The Malaysian artist Zee Avi has been making music in public since 2007 when she first posted a recording to YouTube.   Seven years later, she's got three albums under her belt and her fourth, a kid-friendly collection of lullaby-friendly covers titled Zee Avi's Nightlight, spotlights simple arrangements and her slightly husky vocals.

Assuming you clear the initial hurdle of not mangling the music itself -- and Avi and producer Kevin Salem (yay Little Monster Records!) do clear that with plenty of room to spare -- the question becomes what songs do you choose to cover, and do you bring your own style to the song.  On  the latter point, she mostly succeeds -- could you ever hear Bobby McFerrin's "Don't Worry, Be Happy" without McFerrin's mouth-music?  Apparently, yes, you could -- it's an excellent start to the album.  Her take on "Rainbow Connection" is more restrained than Kermit's original version.
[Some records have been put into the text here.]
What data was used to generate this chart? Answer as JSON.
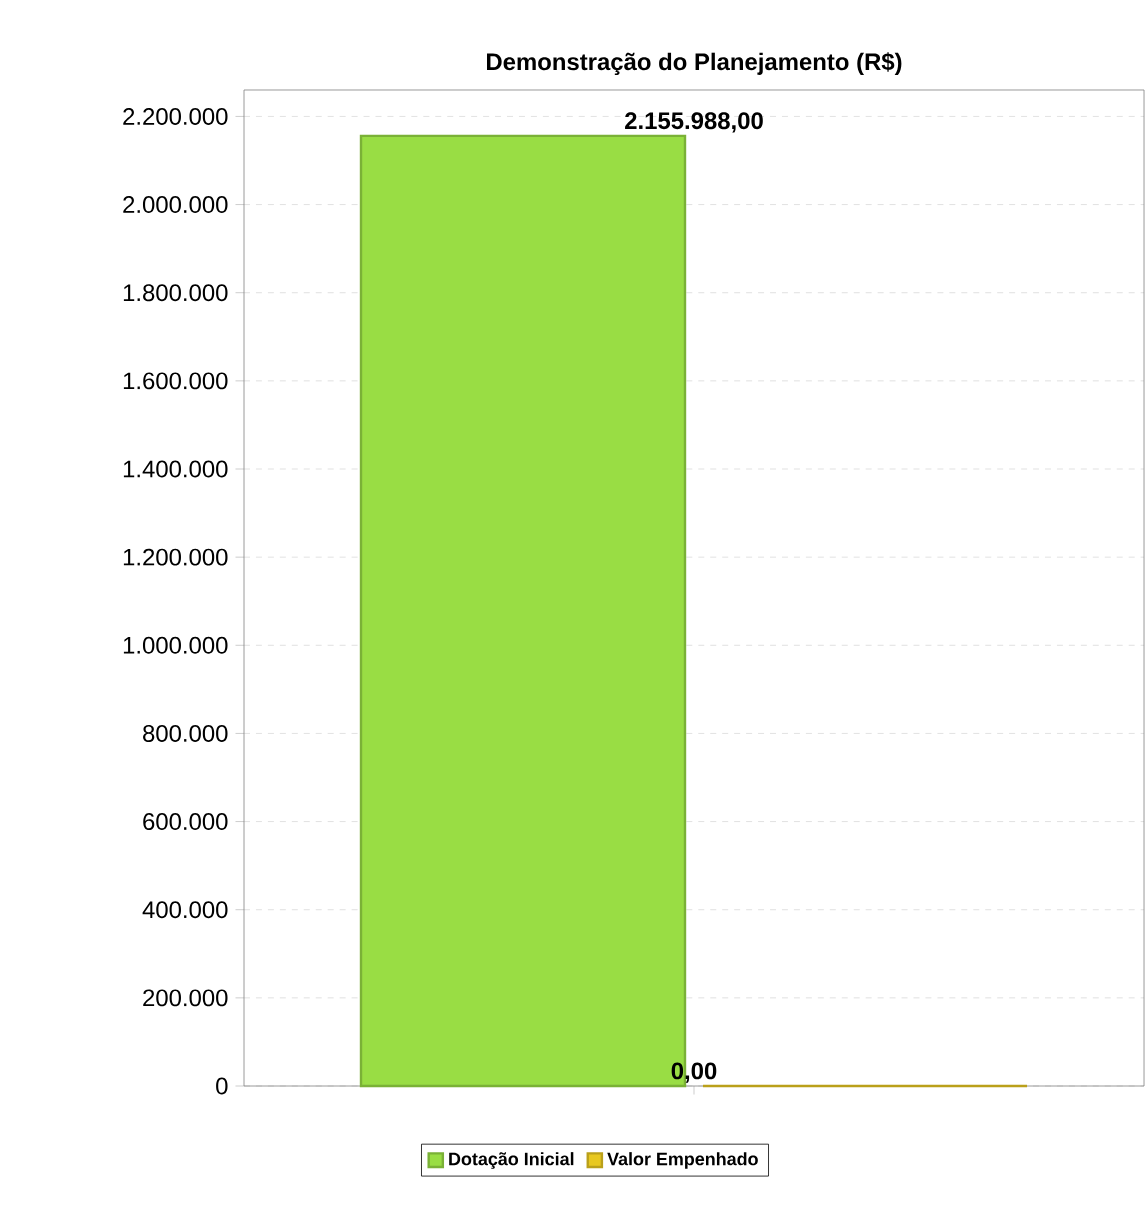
{
  "chart_data": {
    "type": "bar",
    "title": "Demonstração do Planejamento (R$)",
    "categories": [
      null
    ],
    "series": [
      {
        "name": "Dotação Inicial",
        "color": "#99dd44",
        "values": [
          2155988.0
        ],
        "value_labels": [
          "2.155.988,00"
        ]
      },
      {
        "name": "Valor Empenhado",
        "color": "#e8c820",
        "values": [
          0
        ],
        "value_labels": [
          "0,00"
        ]
      }
    ],
    "ylim": [
      0,
      2260000
    ],
    "yticks": [
      {
        "value": 0,
        "label": "0"
      },
      {
        "value": 200000,
        "label": "200.000"
      },
      {
        "value": 400000,
        "label": "400.000"
      },
      {
        "value": 600000,
        "label": "600.000"
      },
      {
        "value": 800000,
        "label": "800.000"
      },
      {
        "value": 1000000,
        "label": "1.000.000"
      },
      {
        "value": 1200000,
        "label": "1.200.000"
      },
      {
        "value": 1400000,
        "label": "1.400.000"
      },
      {
        "value": 1600000,
        "label": "1.600.000"
      },
      {
        "value": 1800000,
        "label": "1.800.000"
      },
      {
        "value": 2000000,
        "label": "2.000.000"
      },
      {
        "value": 2200000,
        "label": "2.200.000"
      }
    ],
    "grid": "y",
    "legend": "bottom"
  }
}
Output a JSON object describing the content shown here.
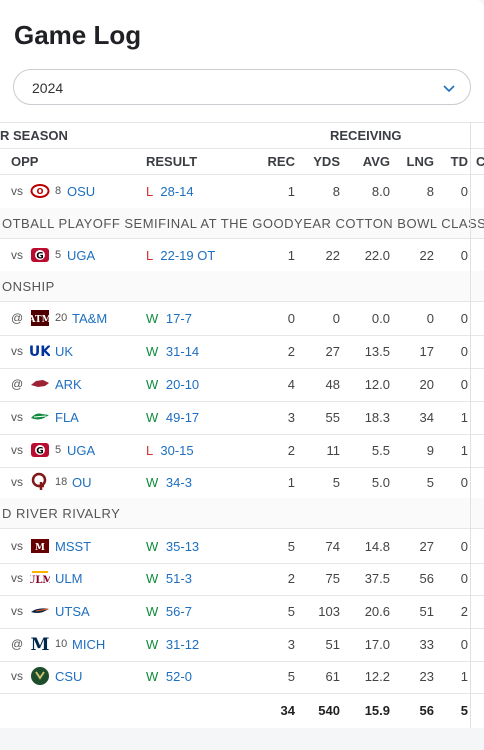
{
  "title": "Game Log",
  "season_select": {
    "value": "2024"
  },
  "headers": {
    "group_left": "R SEASON",
    "group_right": "RECEIVING",
    "opp": "OPP",
    "result": "RESULT",
    "rec": "REC",
    "yds": "YDS",
    "avg": "AVG",
    "lng": "LNG",
    "td": "TD",
    "cut": "C"
  },
  "notes": {
    "n1": "OTBALL PLAYOFF SEMIFINAL AT THE GOODYEAR COTTON BOWL CLASSIC",
    "n2": "ONSHIP",
    "n3": "D RIVER RIVALRY"
  },
  "games": [
    {
      "vs": "vs",
      "logo": "ohio-state-logo",
      "logo_color": "#bb0000",
      "rank": "8",
      "team": "OSU",
      "wl": "L",
      "score": "28-14",
      "rec": "1",
      "yds": "8",
      "avg": "8.0",
      "lng": "8",
      "td": "0"
    },
    {
      "vs": "vs",
      "logo": "georgia-logo",
      "logo_color": "#ba0c2f",
      "rank": "5",
      "team": "UGA",
      "wl": "L",
      "score": "22-19 OT",
      "rec": "1",
      "yds": "22",
      "avg": "22.0",
      "lng": "22",
      "td": "0"
    },
    {
      "vs": "@",
      "logo": "texas-am-logo",
      "logo_color": "#500000",
      "rank": "20",
      "team": "TA&M",
      "wl": "W",
      "score": "17-7",
      "rec": "0",
      "yds": "0",
      "avg": "0.0",
      "lng": "0",
      "td": "0"
    },
    {
      "vs": "vs",
      "logo": "kentucky-logo",
      "logo_color": "#0033a0",
      "rank": "",
      "team": "UK",
      "wl": "W",
      "score": "31-14",
      "rec": "2",
      "yds": "27",
      "avg": "13.5",
      "lng": "17",
      "td": "0"
    },
    {
      "vs": "@",
      "logo": "arkansas-logo",
      "logo_color": "#9d2235",
      "rank": "",
      "team": "ARK",
      "wl": "W",
      "score": "20-10",
      "rec": "4",
      "yds": "48",
      "avg": "12.0",
      "lng": "20",
      "td": "0"
    },
    {
      "vs": "vs",
      "logo": "florida-logo",
      "logo_color": "#0021a5",
      "rank": "",
      "team": "FLA",
      "wl": "W",
      "score": "49-17",
      "rec": "3",
      "yds": "55",
      "avg": "18.3",
      "lng": "34",
      "td": "1"
    },
    {
      "vs": "vs",
      "logo": "georgia-logo",
      "logo_color": "#ba0c2f",
      "rank": "5",
      "team": "UGA",
      "wl": "L",
      "score": "30-15",
      "rec": "2",
      "yds": "11",
      "avg": "5.5",
      "lng": "9",
      "td": "1"
    },
    {
      "vs": "vs",
      "logo": "oklahoma-logo",
      "logo_color": "#841617",
      "rank": "18",
      "team": "OU",
      "wl": "W",
      "score": "34-3",
      "rec": "1",
      "yds": "5",
      "avg": "5.0",
      "lng": "5",
      "td": "0"
    },
    {
      "vs": "vs",
      "logo": "mississippi-state-logo",
      "logo_color": "#660000",
      "rank": "",
      "team": "MSST",
      "wl": "W",
      "score": "35-13",
      "rec": "5",
      "yds": "74",
      "avg": "14.8",
      "lng": "27",
      "td": "0"
    },
    {
      "vs": "vs",
      "logo": "ulm-logo",
      "logo_color": "#840029",
      "rank": "",
      "team": "ULM",
      "wl": "W",
      "score": "51-3",
      "rec": "2",
      "yds": "75",
      "avg": "37.5",
      "lng": "56",
      "td": "0"
    },
    {
      "vs": "vs",
      "logo": "utsa-logo",
      "logo_color": "#0c2340",
      "rank": "",
      "team": "UTSA",
      "wl": "W",
      "score": "56-7",
      "rec": "5",
      "yds": "103",
      "avg": "20.6",
      "lng": "51",
      "td": "2"
    },
    {
      "vs": "@",
      "logo": "michigan-logo",
      "logo_color": "#00274c",
      "rank": "10",
      "team": "MICH",
      "wl": "W",
      "score": "31-12",
      "rec": "3",
      "yds": "51",
      "avg": "17.0",
      "lng": "33",
      "td": "0"
    },
    {
      "vs": "vs",
      "logo": "colorado-state-logo",
      "logo_color": "#1e4d2b",
      "rank": "",
      "team": "CSU",
      "wl": "W",
      "score": "52-0",
      "rec": "5",
      "yds": "61",
      "avg": "12.2",
      "lng": "23",
      "td": "1"
    }
  ],
  "totals": {
    "rec": "34",
    "yds": "540",
    "avg": "15.9",
    "lng": "56",
    "td": "5"
  }
}
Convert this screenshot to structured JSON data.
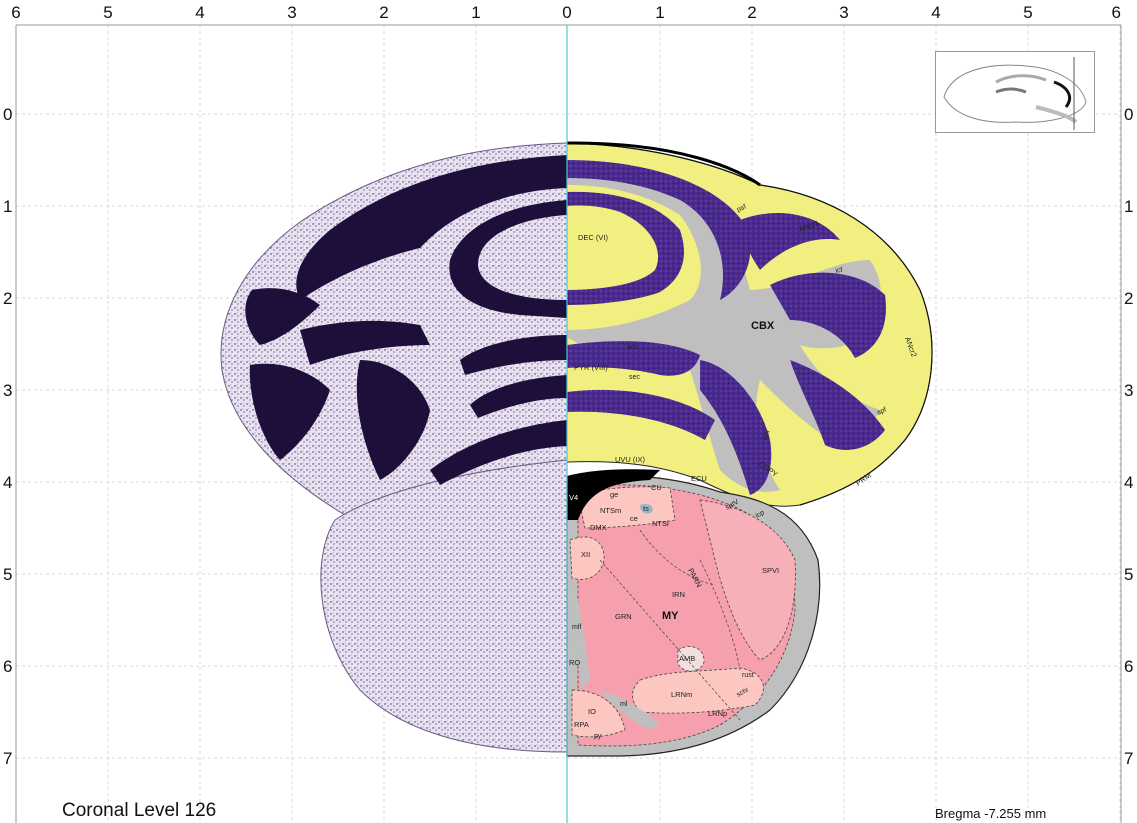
{
  "caption": {
    "level_title": "Coronal Level 126",
    "bregma": "Bregma -7.255 mm"
  },
  "axes": {
    "top_ticks": [
      "6",
      "5",
      "4",
      "3",
      "2",
      "1",
      "0",
      "1",
      "2",
      "3",
      "4",
      "5",
      "6"
    ],
    "left_ticks": [
      "0",
      "1",
      "2",
      "3",
      "4",
      "5",
      "6",
      "7"
    ],
    "right_ticks": [
      "0",
      "1",
      "2",
      "3",
      "4",
      "5",
      "6",
      "7"
    ]
  },
  "regions": {
    "cbx": "CBX",
    "my": "MY",
    "dec": "DEC (VI)",
    "pyr": "PYR (VIII)",
    "uvu": "UVU (IX)",
    "ancr1": "ANcr1",
    "ancr2": "ANcr2",
    "copy": "COPY",
    "prm": "PRM",
    "v4": "V4",
    "cu": "CU",
    "ecu": "ECU",
    "ge": "ge",
    "ntsm": "NTSm",
    "ce": "ce",
    "ts": "ts",
    "ntsl": "NTSl",
    "dmx": "DMX",
    "xii": "XII",
    "parn": "PARN",
    "spvi": "SPVI",
    "irn": "IRN",
    "grn": "GRN",
    "amb": "AMB",
    "lrnm": "LRNm",
    "lrnp": "LRNp",
    "io": "IO",
    "rpa": "RPA",
    "ro": "RO"
  },
  "fibres": {
    "psf_top": "psf",
    "icf": "icf",
    "arb": "arb",
    "sec": "sec",
    "apf": "apf",
    "ppf": "ppf",
    "sptv": "sptV",
    "icp": "icp",
    "mlf": "mlf",
    "ml": "ml",
    "rust": "rust",
    "sctv": "sctv",
    "py": "py"
  },
  "colors": {
    "cortex_yellow": "#f0ef80",
    "granular_purple": "#4a2a8c",
    "white_matter": "#bfbfbf",
    "medulla_pink": "#f6a0ad",
    "medulla_light": "#fcc7c0",
    "midline": "#46c8d8",
    "nissl_dark": "#1e0f3a"
  }
}
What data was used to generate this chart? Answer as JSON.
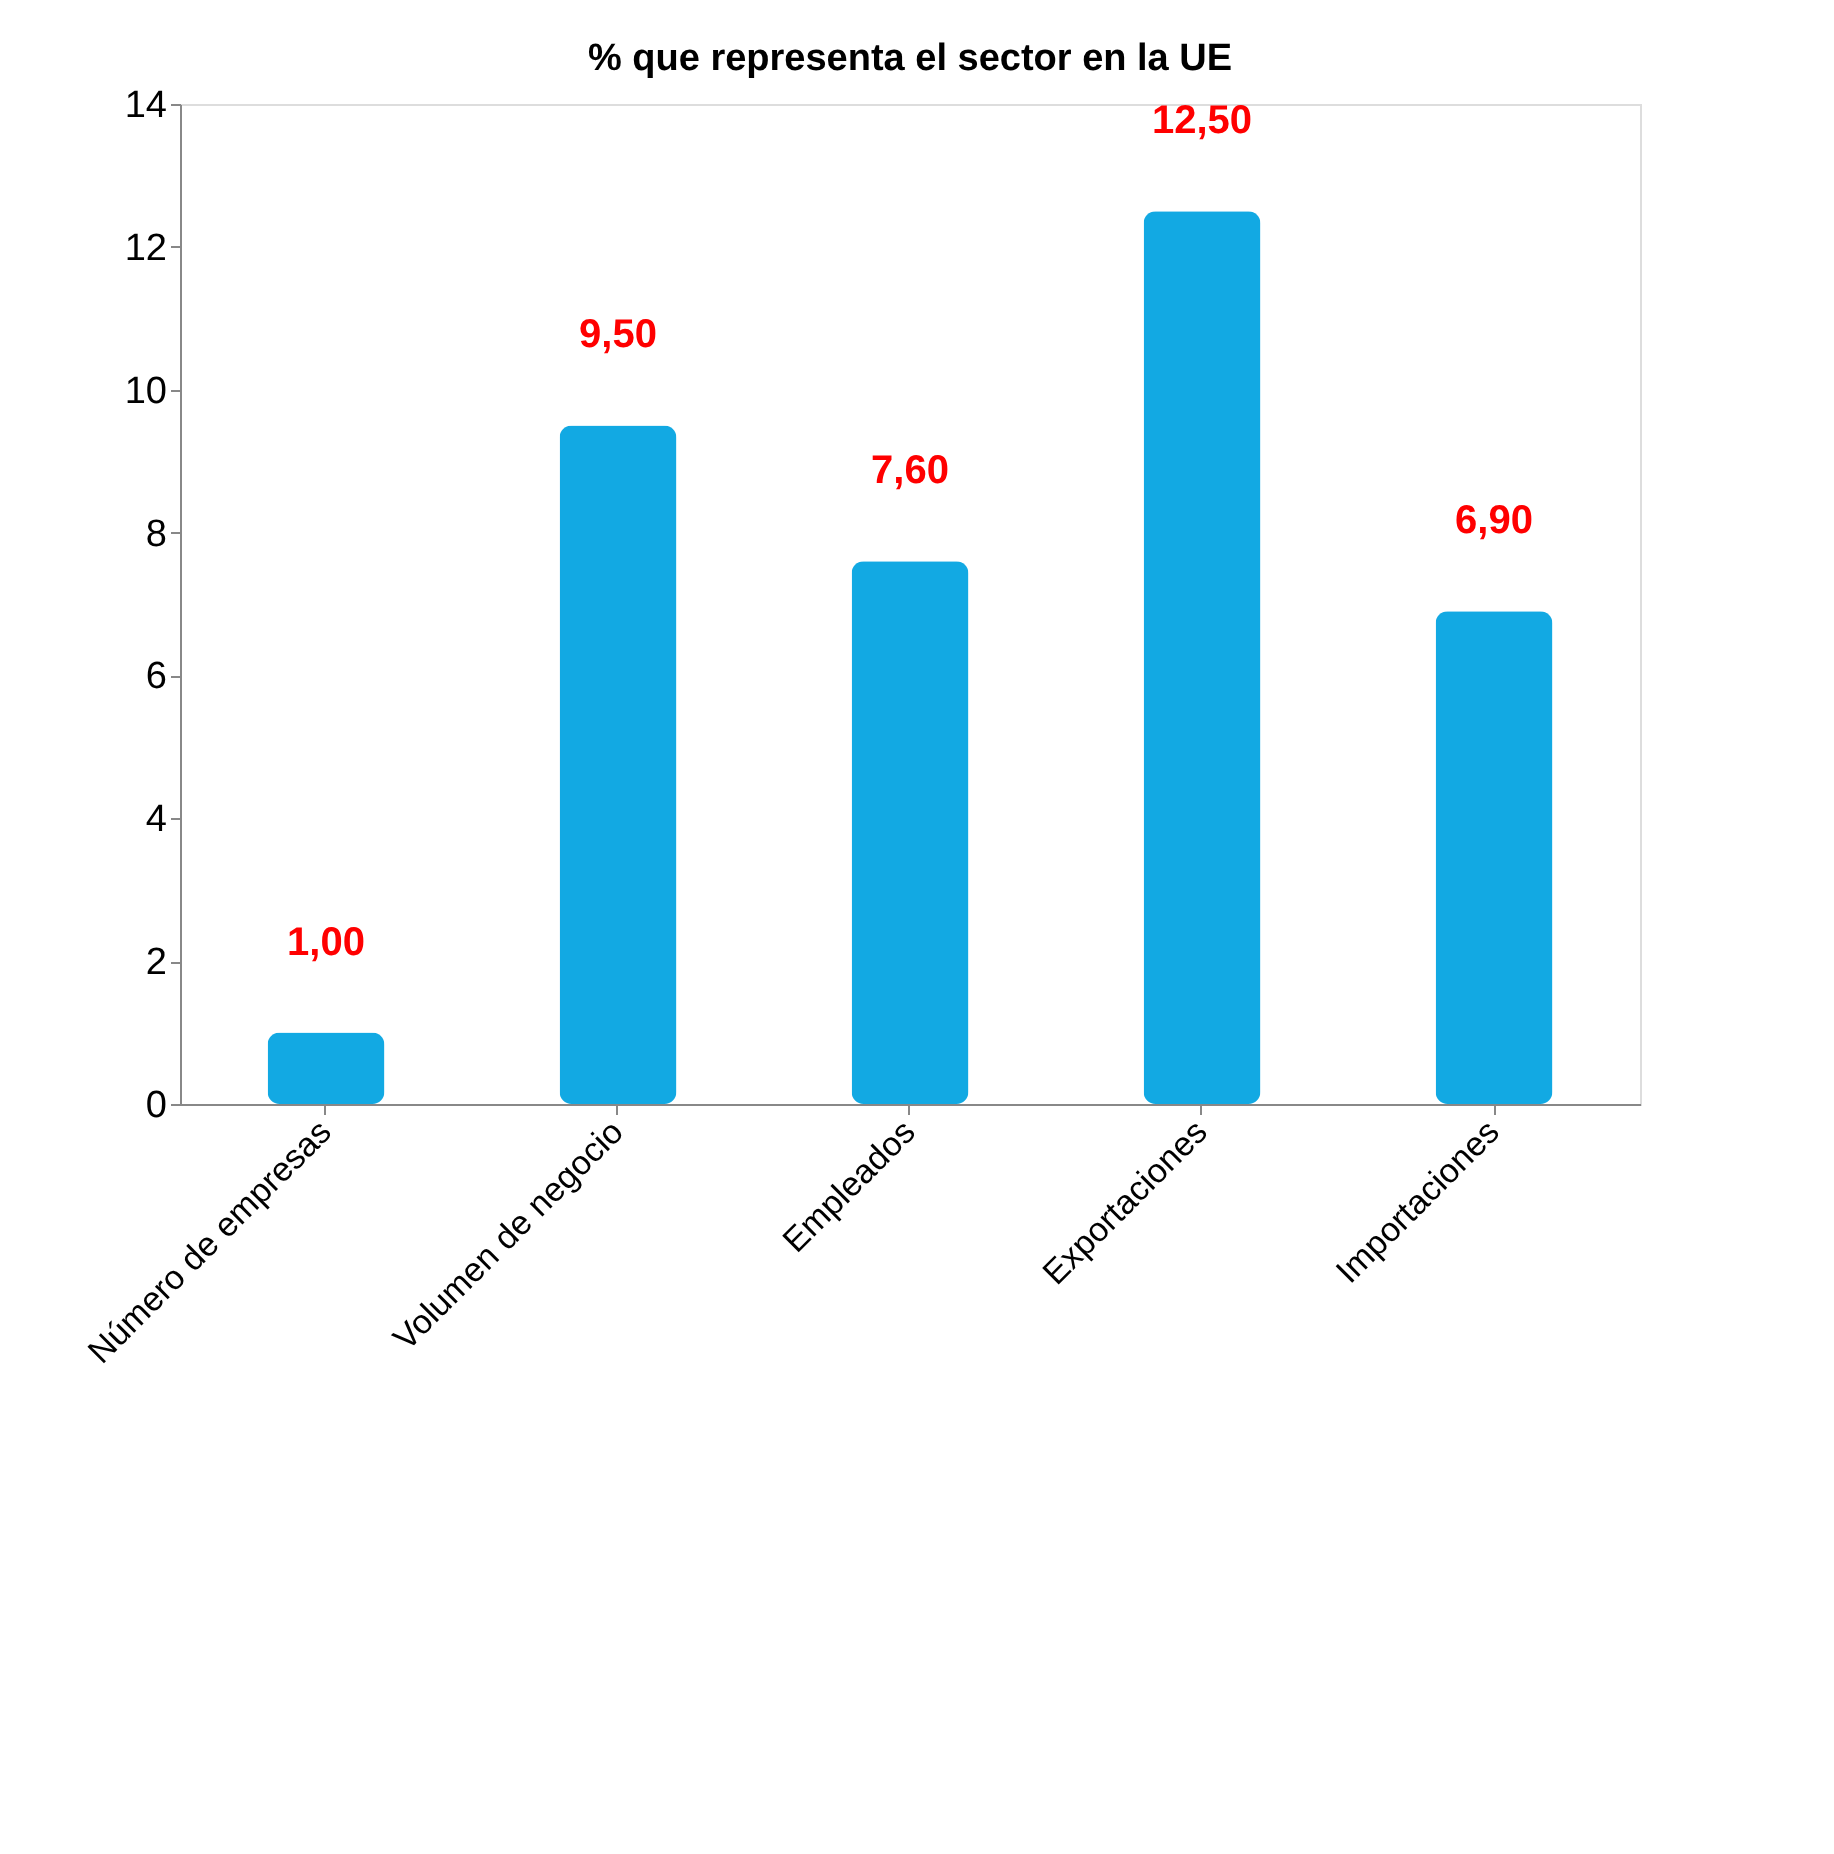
{
  "chart_data": {
    "type": "bar",
    "title": "% que representa el sector en la UE",
    "categories": [
      "Número de empresas",
      "Volumen de negocio",
      "Empleados",
      "Exportaciones",
      "Importaciones"
    ],
    "values": [
      1.0,
      9.5,
      7.6,
      12.5,
      6.9
    ],
    "value_labels": [
      "1,00",
      "9,50",
      "7,60",
      "12,50",
      "6,90"
    ],
    "color": "#12a9e3",
    "ylim": [
      0,
      14
    ],
    "yticks": [
      0,
      2,
      4,
      6,
      8,
      10,
      12,
      14
    ],
    "grid": false
  }
}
As for her song selection, some choices are inspired -- the Velvet Underground's "Who Loves the Sun" and Joni Mitchell's "The Circle Game" -- but compared to some other lullaby cover albums, the overall selection is more staid.  And while the "Nightlight Medley" is an interesting mix of American and Malaysian lullabies, as an actual lullaby, it doesn't work as well as an actual lullaby.  (The album as a whole might be a touch too active for lullaby-ing.)

As with all lullaby albums, the 31-minute album is targeted at 0 to 4-year-olds and the parents who are desperate for them for fall asleep.  You can hear several songs at Avi's website.  As a lullaby album which for the most part stays solidly in the latter half of the 20th century, Zee Avi's Nightlight will certainly appeal to many modern parents.  While the album isn't the first I'd recommend for families looking to start a lullaby collection, I'd definitely place it ahead of lot of other such albums.  Recommended.

Note: I was provided a copy of the album for possible review.